Desacato

STF decide que desacato é crime recepcionado pela Constituição de 1988

Em sessão virtual, os ministros entenderam que o desprezo pela função pública deve ser coibido

• ANA POMPEU
• LUIZ ORLANDO CARNEIRO

BRASÍLIA

19/06/2020 20:36 Atualizado em 20/06/2020 às 19:34

O Supremo Tribunal Federal (STF) considerou, nesta sexta-feira (19/6), que desacato é crime recepcionado pela Constituição Federal. Por 9 votos a 2, por meio da sessão virtual da Corte, o colegiado entendeu que, para se considerar cometido o delito, é preciso verificar o desprezo pela função pública. Ficaram vencidos os ministros Edson Fachin e Rosa Weber.

O caso foi julgado na arguição de descumprimento de preceito fundamental (ADPF) 496, apresentada pelo Conselho Federal da Ordem dos Advogados do Brasil (OAB), tendo por objeto o art. 331 do Código Penal. O dispositivo dispõe que “desacatar funcionário público no exercício da função ou em razão dela” e determina detenção de seis meses a dois anos ou multa como pena. A OAB alegava que a tipificação de crime coloca os servidores públicos em condição de superioridade em relação aos outros cidadãos.

O relator, ministro Luís Roberto Barroso, aplicou o rito abreviado ao caso, fazendo com que ele tivesse o mérito julgado diretamente. Ele defendeu, inicialmente, a compatibilidade do tipo penal com a Convenção Americana de Direitos Humanos, o Pacto de San José da Costa Rica.

“Não tendo havido, portanto, submissão das disposições do tratado internacional ao processo legislativo de adoção de emendas constitucionais, seu status é de norma supralegal”, disse, no voto. De acordo com ele, a competência, no âmbito internacional, para a interpretação e aplicação da Convenção é atribuída à Corte Interamericana de Direitos Humanos. E não há manifestação da corte a respeito do tema.

Além disso, Barroso afirma que os casos citados pela OAB como precedentes não têm relação com o contexto brasileiro.

“A jurisprudência desta Suprema Corte é extremamente ampla em matéria de liberdade de expressão, aí incluído o direito à crítica veemente. Desse modo, o precedente invocado não guarda relação com a alegação de inconstitucionalidade, total e em abstrato, do tipo penal do art. 331 do Código Penal”, escreveu Barroso.

O relator diz, ainda, que a Corte Interamericana de Direitos Humanos tem destacado que a liberdade de expressão não é um direito absoluto e que, em casos de grave abuso, faz-se legítima a aplicação do direito penal para a proteção da honra, devendo as medidas serem avaliadas cautela.

“Ao atuar no exercício de sua função, o agente público representa a Administração Pública, situação que lhe sujeita a um regime jurídico diferenciado de deveres e prerrogativas”, disse.

Nesse contexto, ao praticar condutas idênticas às praticadas por quem não exerce função pública, é punido com maior rigor. “Também no campo penal é razoável que se prevejam tipos penais protetivos da atuação dos agentes públicos.

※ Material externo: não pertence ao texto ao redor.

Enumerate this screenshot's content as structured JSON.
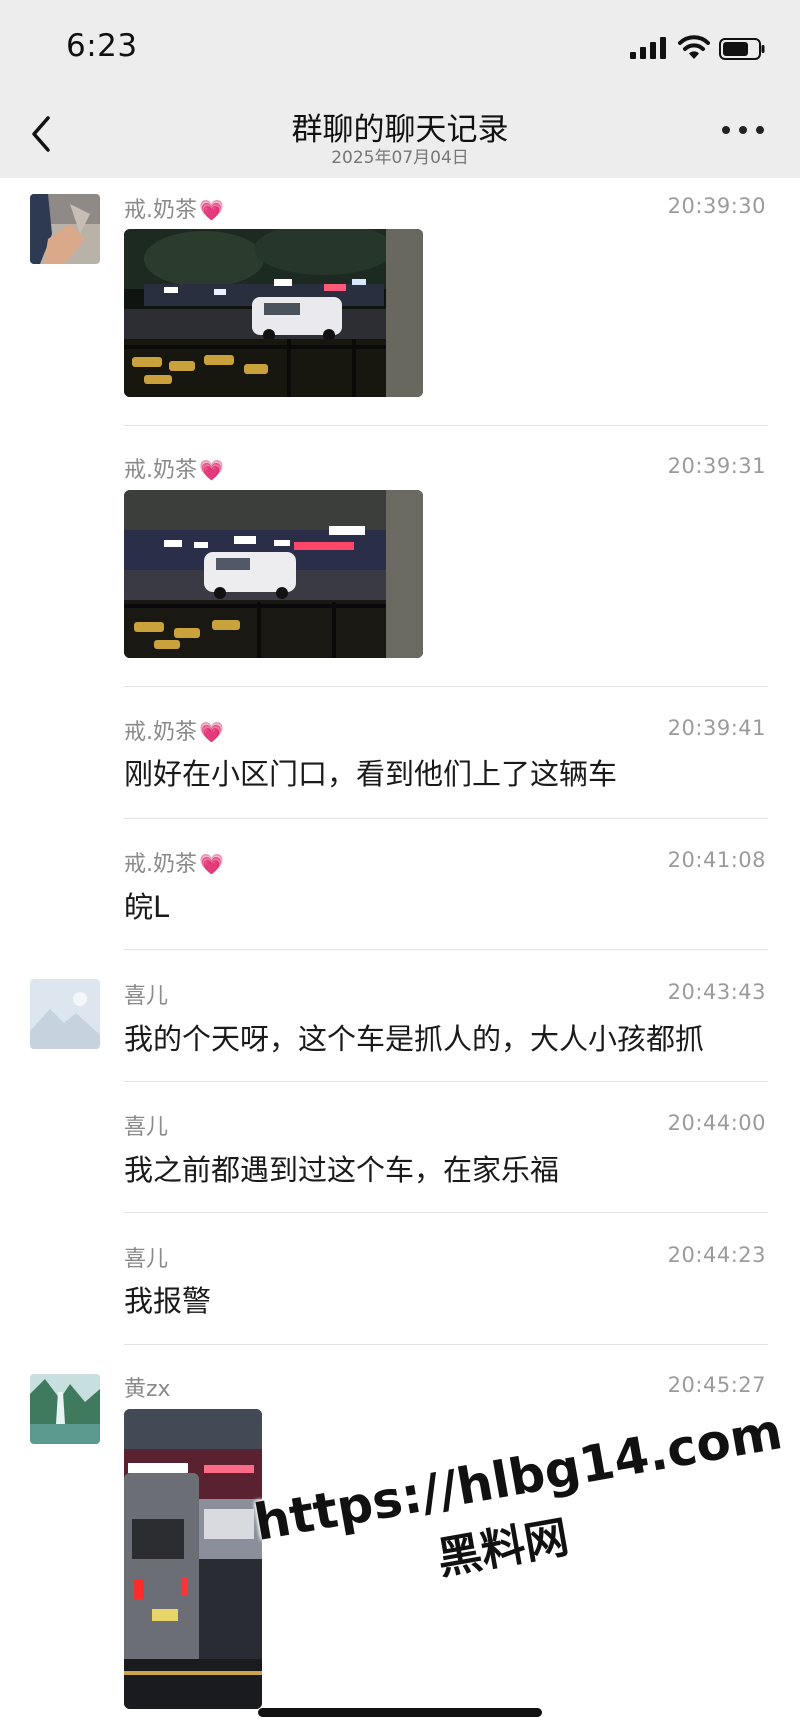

É nesse contexto que se justifica a criminalização do desacato”, concluiu o ministro.

Ao divergir, Fachin afirmou que “não se invocam direitos fundamentais para descumprir direitos humanos. Direitos humanos são direitos fundamentais.”

O ministro afirma que o tipo de desacato é demasiadamente aberto e não permite distinguir críticas de ofensas. “Ainda que se adote a interpretação defendida pelo Relator, no sentido de não se admitirem ofensas praticadas na imprensa, nem as que sejam feitas longe da presença do funcionário público ou quando fora do exercício de suas atribuições, a abertura do tipo não esclarece se ação não se sobrepõe a outras condutas, como a de resistência ou a de desobediência”, argumenta.

De acordo com Fachin, o fato de a Corte jamais ter se manifestado sobre a compatibilidade do artigo 331 do Código Penal brasileiro com a Convenção Interamericana não exime o Estado brasileiro de fazê-lo.

Entendimento da 5ª Turma do STJ

Em dezembro de 2016, o Superior Tribunal de Justiça (STJ) também analisou o tema, tendo concluído, no entanto, de forma diversa. A 5ª Turma da Corte decidiu que esta tipificação penal está na contramão do humanismo, porque ressalta a preponderância do Estado, personificado em seus agentes, sobre o indivíduo.

Para os ministros do STJ, a manutenção da prática como crime é incompatível com a Convenção Americana de Direitos Humanos, que se manifestou no sentido de que as leis de desacato se prestam ao abuso, como meio para silenciar ideias e opiniões consideradas incômodas pelo establishment, bem assim proporcionam maior nível de proteção aos agentes do Estado do que aos particulares, em contravenção aos princípios democrático e igualitário.”

ANA POMPEU – Repórter em Brasília. Cobre Judiciário, em especial o Supremo Tribunal Federal (STF), o Tribunal Superior Eleitoral (TSE) e o Conselho Nacional de Justiça (CNJ). Passou pelas redações do ConJur, Correio Braziliense e SBT. Colaborou ainda com Estadão e Congresso em Foco. Email: ana.pompeu@jota.info

LUIZ ORLANDO CARNEIRO – Repórter e colunista.

(Fonte: https://www.jota.info/stf/do-supremo/stf-decide-que-desacato-e-crime-recepcionado-pela-constituicao-de-1988-19062020#:~:text=331%20do%20Código%20Penal.,anos%20ou%20multa%20como%20pena., data de acesso: 14/06/2022)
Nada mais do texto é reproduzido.